Given this, do I really need to worry about expending the effort to produce a dynamic sitemap index that includes all these URLs, or should I simply ensure that all the main static URLs are in there?
That actual way in which I would generate this isn't a concern - I'm just questioning the need to actually do it.
Indeed, the Google FAQ (and yes, I know they're not the only search engine!) about this recommends including URLs in the sitemap that might not be discovered by a crawl; based on that fact, then, if every URL in your site is reachable from another, surely the only URL you really need as a baseline in your sitemap for a well-designed site is your homepage?
If there is more than one way to get to a page, you should pick a main URL for each page that contains the actual content, and put those URLs in the site map. I.e. the site map should contain links to the actual content, not every possible URL to get to the same content.
Also consider putting canonical meta tags in the pages with this main URL, so that spiders can recognise a page even if it's reachable through different dynamical URLs.

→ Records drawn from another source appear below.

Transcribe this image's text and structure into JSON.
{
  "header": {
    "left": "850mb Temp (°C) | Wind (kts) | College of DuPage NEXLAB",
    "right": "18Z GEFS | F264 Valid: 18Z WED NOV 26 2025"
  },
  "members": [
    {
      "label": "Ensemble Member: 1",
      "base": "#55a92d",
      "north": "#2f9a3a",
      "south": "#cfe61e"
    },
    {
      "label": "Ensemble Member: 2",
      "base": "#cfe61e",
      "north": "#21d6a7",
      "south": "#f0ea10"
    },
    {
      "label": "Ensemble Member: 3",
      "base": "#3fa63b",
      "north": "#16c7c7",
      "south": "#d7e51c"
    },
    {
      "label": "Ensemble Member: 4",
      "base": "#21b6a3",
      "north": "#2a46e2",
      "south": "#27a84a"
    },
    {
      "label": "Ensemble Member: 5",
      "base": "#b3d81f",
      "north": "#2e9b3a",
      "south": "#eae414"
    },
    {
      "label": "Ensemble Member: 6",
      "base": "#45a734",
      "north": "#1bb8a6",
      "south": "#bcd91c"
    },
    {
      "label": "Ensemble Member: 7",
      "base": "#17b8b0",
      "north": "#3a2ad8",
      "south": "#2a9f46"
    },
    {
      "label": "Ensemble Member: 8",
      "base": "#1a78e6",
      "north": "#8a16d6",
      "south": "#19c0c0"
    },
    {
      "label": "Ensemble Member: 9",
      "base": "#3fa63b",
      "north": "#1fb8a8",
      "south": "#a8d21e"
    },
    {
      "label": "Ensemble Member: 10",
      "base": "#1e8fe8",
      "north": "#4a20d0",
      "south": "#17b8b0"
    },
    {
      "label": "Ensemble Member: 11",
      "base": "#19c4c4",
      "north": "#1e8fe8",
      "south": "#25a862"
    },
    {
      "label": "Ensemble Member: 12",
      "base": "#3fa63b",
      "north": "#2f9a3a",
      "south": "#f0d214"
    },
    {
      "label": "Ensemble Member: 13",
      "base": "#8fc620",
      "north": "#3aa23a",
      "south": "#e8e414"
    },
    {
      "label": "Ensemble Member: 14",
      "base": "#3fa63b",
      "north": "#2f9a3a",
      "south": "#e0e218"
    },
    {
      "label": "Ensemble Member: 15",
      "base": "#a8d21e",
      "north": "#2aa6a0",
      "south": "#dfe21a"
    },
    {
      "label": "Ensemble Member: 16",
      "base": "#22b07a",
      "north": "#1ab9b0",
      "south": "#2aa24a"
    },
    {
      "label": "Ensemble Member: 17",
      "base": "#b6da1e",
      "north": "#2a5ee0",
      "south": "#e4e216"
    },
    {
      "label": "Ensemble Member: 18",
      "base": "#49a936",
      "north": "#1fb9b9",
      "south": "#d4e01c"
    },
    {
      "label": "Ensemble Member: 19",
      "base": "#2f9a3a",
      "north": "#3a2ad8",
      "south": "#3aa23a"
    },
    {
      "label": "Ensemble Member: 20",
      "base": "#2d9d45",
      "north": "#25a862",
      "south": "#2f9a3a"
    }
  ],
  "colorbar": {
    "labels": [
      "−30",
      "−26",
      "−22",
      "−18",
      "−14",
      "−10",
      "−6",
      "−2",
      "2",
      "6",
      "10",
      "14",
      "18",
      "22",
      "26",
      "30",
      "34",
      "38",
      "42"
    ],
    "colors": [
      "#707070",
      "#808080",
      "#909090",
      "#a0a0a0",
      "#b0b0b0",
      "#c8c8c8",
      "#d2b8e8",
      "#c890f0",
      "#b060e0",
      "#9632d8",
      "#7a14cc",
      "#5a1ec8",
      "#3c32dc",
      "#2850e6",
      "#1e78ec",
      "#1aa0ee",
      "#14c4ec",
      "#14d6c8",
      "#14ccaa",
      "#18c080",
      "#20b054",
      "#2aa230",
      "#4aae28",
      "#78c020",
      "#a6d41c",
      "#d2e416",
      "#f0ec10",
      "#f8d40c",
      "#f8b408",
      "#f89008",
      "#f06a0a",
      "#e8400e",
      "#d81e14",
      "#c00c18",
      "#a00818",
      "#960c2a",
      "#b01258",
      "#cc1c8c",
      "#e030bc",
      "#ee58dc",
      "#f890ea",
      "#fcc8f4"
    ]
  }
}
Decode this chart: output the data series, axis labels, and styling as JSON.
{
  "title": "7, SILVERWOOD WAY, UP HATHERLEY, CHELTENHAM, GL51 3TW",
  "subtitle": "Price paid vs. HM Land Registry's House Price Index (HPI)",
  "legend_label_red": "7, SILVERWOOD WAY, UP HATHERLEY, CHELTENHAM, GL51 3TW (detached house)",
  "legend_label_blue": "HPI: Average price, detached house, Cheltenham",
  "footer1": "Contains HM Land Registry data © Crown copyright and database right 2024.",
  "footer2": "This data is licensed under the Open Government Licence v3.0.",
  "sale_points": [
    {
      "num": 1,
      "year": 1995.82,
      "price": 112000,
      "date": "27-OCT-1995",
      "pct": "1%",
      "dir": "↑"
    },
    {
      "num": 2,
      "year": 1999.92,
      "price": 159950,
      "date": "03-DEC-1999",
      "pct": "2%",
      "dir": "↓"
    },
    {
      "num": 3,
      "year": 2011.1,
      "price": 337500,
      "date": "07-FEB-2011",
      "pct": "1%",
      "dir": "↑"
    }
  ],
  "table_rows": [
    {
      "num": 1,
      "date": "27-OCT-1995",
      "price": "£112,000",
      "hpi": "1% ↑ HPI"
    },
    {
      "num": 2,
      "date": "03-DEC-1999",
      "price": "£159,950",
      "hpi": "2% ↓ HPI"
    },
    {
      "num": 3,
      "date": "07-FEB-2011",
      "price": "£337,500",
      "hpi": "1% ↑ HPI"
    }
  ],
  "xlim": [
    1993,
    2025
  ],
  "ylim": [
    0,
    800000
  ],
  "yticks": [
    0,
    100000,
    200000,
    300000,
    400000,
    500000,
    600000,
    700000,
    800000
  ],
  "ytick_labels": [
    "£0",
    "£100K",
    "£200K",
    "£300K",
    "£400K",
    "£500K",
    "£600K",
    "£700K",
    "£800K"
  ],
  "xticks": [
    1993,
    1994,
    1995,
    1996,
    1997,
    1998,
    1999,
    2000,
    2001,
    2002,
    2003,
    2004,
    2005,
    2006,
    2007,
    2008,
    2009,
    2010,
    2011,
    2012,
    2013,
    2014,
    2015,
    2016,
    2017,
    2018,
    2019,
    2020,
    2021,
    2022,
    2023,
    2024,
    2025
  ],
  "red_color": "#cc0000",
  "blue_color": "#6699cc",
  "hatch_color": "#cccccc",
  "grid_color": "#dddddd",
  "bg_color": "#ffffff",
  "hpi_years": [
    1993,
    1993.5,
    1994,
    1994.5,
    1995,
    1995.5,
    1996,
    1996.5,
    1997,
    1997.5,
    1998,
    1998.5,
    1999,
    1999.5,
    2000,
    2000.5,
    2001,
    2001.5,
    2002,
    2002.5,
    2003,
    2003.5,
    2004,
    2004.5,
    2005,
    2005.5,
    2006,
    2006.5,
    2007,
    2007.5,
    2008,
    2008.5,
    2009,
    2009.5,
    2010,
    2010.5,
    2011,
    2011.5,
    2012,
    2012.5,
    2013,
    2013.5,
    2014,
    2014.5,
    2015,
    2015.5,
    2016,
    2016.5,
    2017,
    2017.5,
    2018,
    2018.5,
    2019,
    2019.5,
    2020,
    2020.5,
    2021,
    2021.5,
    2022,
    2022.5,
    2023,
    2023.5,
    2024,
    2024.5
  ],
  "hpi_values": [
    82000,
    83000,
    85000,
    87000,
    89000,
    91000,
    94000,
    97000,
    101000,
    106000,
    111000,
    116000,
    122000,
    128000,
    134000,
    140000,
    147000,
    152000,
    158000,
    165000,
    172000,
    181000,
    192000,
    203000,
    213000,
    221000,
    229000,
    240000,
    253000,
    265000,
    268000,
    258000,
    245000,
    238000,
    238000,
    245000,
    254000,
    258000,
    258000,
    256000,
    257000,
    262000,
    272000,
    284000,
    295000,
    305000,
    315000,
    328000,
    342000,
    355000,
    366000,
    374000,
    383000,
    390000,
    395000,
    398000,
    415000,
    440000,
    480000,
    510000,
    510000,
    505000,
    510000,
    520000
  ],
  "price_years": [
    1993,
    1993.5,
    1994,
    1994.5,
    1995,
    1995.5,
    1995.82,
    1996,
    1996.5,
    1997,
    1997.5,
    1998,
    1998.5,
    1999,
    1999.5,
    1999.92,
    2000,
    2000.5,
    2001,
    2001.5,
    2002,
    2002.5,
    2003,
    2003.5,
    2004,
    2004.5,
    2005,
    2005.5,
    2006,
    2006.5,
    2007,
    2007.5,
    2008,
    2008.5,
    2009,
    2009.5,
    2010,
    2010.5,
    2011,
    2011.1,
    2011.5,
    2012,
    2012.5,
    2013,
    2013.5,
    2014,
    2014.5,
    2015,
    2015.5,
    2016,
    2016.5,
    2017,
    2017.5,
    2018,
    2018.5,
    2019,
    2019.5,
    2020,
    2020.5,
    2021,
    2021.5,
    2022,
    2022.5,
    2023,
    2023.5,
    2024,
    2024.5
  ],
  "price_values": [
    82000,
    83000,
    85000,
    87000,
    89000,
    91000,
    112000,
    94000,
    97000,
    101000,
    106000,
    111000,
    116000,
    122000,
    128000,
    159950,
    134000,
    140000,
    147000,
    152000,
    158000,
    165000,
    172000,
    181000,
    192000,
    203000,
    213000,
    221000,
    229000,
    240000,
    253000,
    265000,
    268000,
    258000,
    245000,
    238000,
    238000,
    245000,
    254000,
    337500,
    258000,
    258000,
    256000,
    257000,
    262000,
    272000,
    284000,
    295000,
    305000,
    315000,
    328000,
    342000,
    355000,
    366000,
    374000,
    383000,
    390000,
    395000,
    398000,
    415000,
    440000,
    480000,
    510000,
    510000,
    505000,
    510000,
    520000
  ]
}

Spiders only spend a limited time searching each site, so you should make it easy to find the actual content as soon as possible. A site map can be a great help as you can use it to point directly to the actual content so that the spider doesn't have to look for it.
We have had a pretty good results using these methods, and Google now indexes 80-90% of our dynamic content. :)
In an SO podcast they talked about limitations on the number of links you could include/submit in a sitemap (around 500 per page with a page limit based on pagerank?) and how you would need to break them over multiple pages.
Given this, do I really need to worry
about expending the effort to produce
a dynamic sitemap index that includes
all these URLs, or should I simply
ensure that all the main static URLs
are in there?
I was under the impression that the sitemap wasn't necessarily about disconnected pages but rather about increasing the crawling of existing pages. In my experience when a site includes a sitemap, minor pages even when prominently linked to are more likely to appear on Google results. Depending on the pagerank/inbound links etc. of your site this may be less of an issue.
I've submitted sitemap.xml files to google webmaster tools and it says that i has all of the page in total but under "indexed" it says "--"? How long does it take for Google to start indexing? This was a couple of days ago.
A Sitemap is a way for webmasters to help Search Engines to easily discover more pages from their websites. A Sitemap should be considered an aid, not a duty. Even if you submit a Sitemap there's no guarantee that the URLs listed in the Sitemap will be read or included in Search Engine indexes.
Usually it takes from a few hours to some day to be indexed.
Quotes from a Google source
"We don't guarantee that we'll crawl
or index all of your URLs. For
example, we won't crawl or index image
URLs contained in your Sitemap.
However, we use the data in your
Sitemap to learn about your site's
structure, which will allow us to
improve our crawler schedule and do a
better job crawling your site in the
future. In most cases, webmasters will
benefit from Sitemap submission, and
in no case will you be penalized for
it."
Mod Note: An attribution link was originally here, but the site linked to no longer exists
It usually takes up to two weeks to be indexed. Just give it some time :)
In short: it depends.
If your website is new, Google will have to crawl and index it first. This can take time and depends on many factors (see the Google FAQs on indexing).
If the website is not new, it's possible that you are submitting URLs in the Sitemap file which do not match the URLs that were crawled and indexed. In this case, the indexed URL count is usually not zero, but this could theoretically be the case if the URLs in the Sitemap file are drastically wrong (eg with session-ids).
Finally, if you are submitting a non-web Sitemap file (eg for Google Video or Google News), it's normal for the indexed URL count to be zero: the count only applies for URLs within the normal web-search results.
Without knowing the URL of the Sitemap file it's impossible to say for sure which of the above applies.